Moreover, Vardhan also promoted the usage of Coronil as coronavirus medication by attending events and conferences along with Ramdev. The IMA slammed it as a “blatant lie of WHO Certification” for Patanjali’s Coronil tablets. Additionally, WHO clarified that “It had not reviewed or certified the effectiveness of any traditional medicine for the treatment of Covid-19”.
Popular yoga guru Ramdev’s claims of “100 per cent recovery from Covid-19 within seven days of consuming the medicine are guaranteed” were proven to be false when Birmingham University’s test concluded that the tablets were inefficient and didn’t provide any protection against Covid-19. The trial process composed of only 100 young healthy Covid-19 patients also raised questions about the medical system of the Government of India.
The episode substantiates how India’s medical system is steered by politics than by scientific advancements. To further amplify this argument, Patanjali Ayurveda had sold 2.5 million Coronil kits and garnered Rs 250 crore by October 18, 2020.
Scrapping of Medical Council of India (MCI)
The Government of India had dissolved the Medical Council of India (MCI) and instead formed a statutory body called the National Medical Commission in 2020, inviting mass protests in over 500 cities with over 2.7 lahks IMA members. The biggest concern was the nomination of non-elected members in the NMC, scrapping the council entirely, and making it non-autonomous.
As per the members of IMA in a letter from 2016 to the then Union Health Minister JP Nadda, the constitution of NMC takes away the voting right of every doctor in India to elect their Medical Council. The World Medical Association (WMA) also extended its support to the IMA by flagging concerns about the direct involvement of the Indian Government in the nominating process.
To dolo or not dolo
When one hears Dolo, remdesivir, oxygen cylinders, or hydroxychloroquine, it rings a bell close to home as these were some of the most commonly prescribed treatments during the pandemic. However, middle persons exploited the crisis and sold these products at 10 times and sometimes even more than that price.
Vials were sold for Rs. 14,000 each, said Faridabad resident Moni Das whose husband was under treatment for covid during the second wave in 2021.
Sales of all paracetamol brands skyrocketed because it was marketed as a safe option for the treatment of COVID-19-related fever and pain. The income from paracetamol sales shot up by 138.42 per cent between the second quarters of 2020 and 2021, according to an Indian Express report citing market research firm AIOCD-AWACS. While companies like GlaxoSmithKline, the manufacturer of Crocin and Calpol, saw sales soar by 53 per cent and 158.9 per cent respectively, during that time Dolo-650 sales increased by a remarkable 289.6 per cent.
According to pharmaceutical specialists, the spurt was due to Micro Labs, the company that makes Dolo 650, overmarketing and decreased availability of rival paracetamol products, which later was faced with corruption allegations.
The Federation of Medical & Sales Representatives Association of India (FMRAI) accused the Dolo-650 manufacturer Bengaluru-based Micro Labs of tax cheating.
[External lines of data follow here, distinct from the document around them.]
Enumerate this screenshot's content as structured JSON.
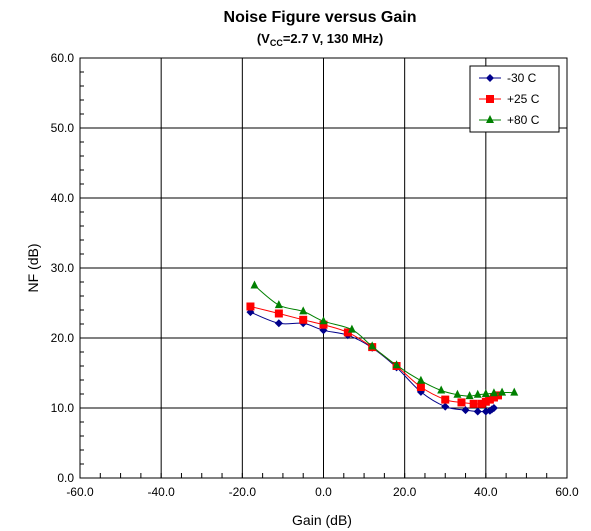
{
  "chart_data": {
    "type": "scatter",
    "title": "Noise Figure versus Gain",
    "subtitle_parts": [
      "(V",
      "CC",
      "=2.7 V, 130 MHz)"
    ],
    "xlabel": "Gain (dB)",
    "ylabel": "NF (dB)",
    "xlim": [
      -60,
      60
    ],
    "ylim": [
      0,
      60
    ],
    "xticks": [
      -60,
      -40,
      -20,
      0,
      20,
      40,
      60
    ],
    "yticks": [
      0,
      10,
      20,
      30,
      40,
      50,
      60
    ],
    "xtick_labels": [
      "-60.0",
      "-40.0",
      "-20.0",
      "0.0",
      "20.0",
      "40.0",
      "60.0"
    ],
    "ytick_labels": [
      "0.0",
      "10.0",
      "20.0",
      "30.0",
      "40.0",
      "50.0",
      "60.0"
    ],
    "grid": true,
    "legend_position": "top-right",
    "series": [
      {
        "name": "-30 C",
        "color": "#00008B",
        "marker": "diamond",
        "x": [
          -18,
          -11,
          -5,
          0,
          6,
          12,
          18,
          24,
          30,
          35,
          38,
          40,
          41,
          41.5,
          42
        ],
        "y": [
          23.7,
          22.1,
          22.1,
          21.1,
          20.4,
          18.6,
          15.8,
          12.3,
          10.2,
          9.7,
          9.5,
          9.5,
          9.6,
          9.8,
          10.0
        ]
      },
      {
        "name": "+25 C",
        "color": "#FF0000",
        "marker": "square",
        "x": [
          -18,
          -11,
          -5,
          0,
          6,
          12,
          18,
          24,
          30,
          34,
          37,
          39,
          40,
          41,
          42,
          43
        ],
        "y": [
          24.5,
          23.5,
          22.6,
          21.9,
          20.8,
          18.7,
          16.0,
          13.0,
          11.2,
          10.8,
          10.6,
          10.6,
          10.9,
          11.2,
          11.5,
          11.8
        ]
      },
      {
        "name": "+80 C",
        "color": "#008000",
        "marker": "triangle",
        "x": [
          -17,
          -11,
          -5,
          0,
          7,
          12,
          18,
          24,
          29,
          33,
          36,
          38,
          40,
          42,
          44,
          47
        ],
        "y": [
          27.5,
          24.7,
          23.8,
          22.4,
          21.2,
          18.8,
          16.1,
          13.9,
          12.5,
          11.9,
          11.7,
          11.9,
          12.0,
          12.1,
          12.2,
          12.2
        ]
      }
    ]
  }
}
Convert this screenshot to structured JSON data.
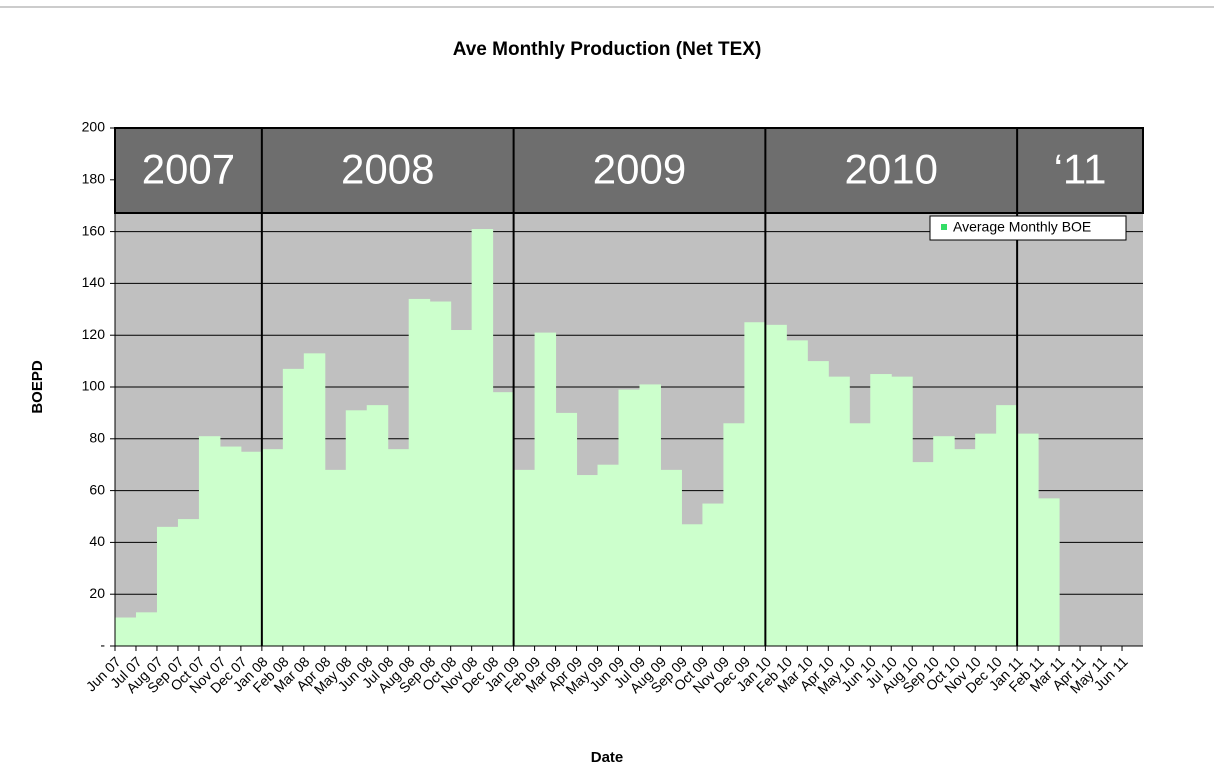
{
  "chart_data": {
    "type": "bar",
    "title": "Ave Monthly Production (Net TEX)",
    "x_label": "Date",
    "y_label": "BOEPD",
    "year_labels": [
      "2007",
      "2008",
      "2009",
      "2010",
      "‘11"
    ],
    "categories": [
      "Jun 07",
      "Jul 07",
      "Aug 07",
      "Sep 07",
      "Oct 07",
      "Nov 07",
      "Dec 07",
      "Jan 08",
      "Feb 08",
      "Mar 08",
      "Apr 08",
      "May 08",
      "Jun 08",
      "Jul 08",
      "Aug 08",
      "Sep 08",
      "Oct 08",
      "Nov 08",
      "Dec 08",
      "Jan 09",
      "Feb 09",
      "Mar 09",
      "Apr 09",
      "May 09",
      "Jun 09",
      "Jul 09",
      "Aug 09",
      "Sep 09",
      "Oct 09",
      "Nov 09",
      "Dec 09",
      "Jan 10",
      "Feb 10",
      "Mar 10",
      "Apr 10",
      "May 10",
      "Jun 10",
      "Jul 10",
      "Aug 10",
      "Sep 10",
      "Oct 10",
      "Nov 10",
      "Dec 10",
      "Jan 11",
      "Feb 11",
      "Mar 11",
      "Apr 11",
      "May 11",
      "Jun 11"
    ],
    "series": [
      {
        "name": "Average Monthly BOE",
        "color": "#ccffcc",
        "values": [
          11,
          13,
          46,
          49,
          81,
          77,
          75,
          76,
          107,
          113,
          68,
          91,
          93,
          76,
          134,
          133,
          122,
          161,
          98,
          68,
          121,
          90,
          66,
          70,
          99,
          101,
          68,
          47,
          55,
          86,
          125,
          124,
          118,
          110,
          104,
          86,
          105,
          104,
          71,
          81,
          76,
          82,
          93,
          82,
          57,
          null,
          null,
          null,
          null
        ]
      }
    ],
    "ylim": [
      0,
      200
    ],
    "yticks": [
      {
        "value": 0,
        "label": "-"
      },
      20,
      40,
      60,
      80,
      100,
      120,
      140,
      160,
      180,
      200
    ],
    "grid": true,
    "legend": "upper right",
    "plot_background": "#c0c0c0"
  }
}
At the beginning of 2022, it was put under income tax scrutiny as per Wion news report.
Later in a Supreme Court hearing, the Federation of Medical & Sales Representatives Association of India (FMRAI) had accused the manufacturer of giving doctors gifts worth Rs 1000 crores to get them to prescribe Dolo-650 mg as the go-to medication.
Upset at the nature of the accusations, Chief Justice DY Chandrachud stated, "This is not music to my ears. I was also asked to have the same when I had Covid. This is a serious issue and matter."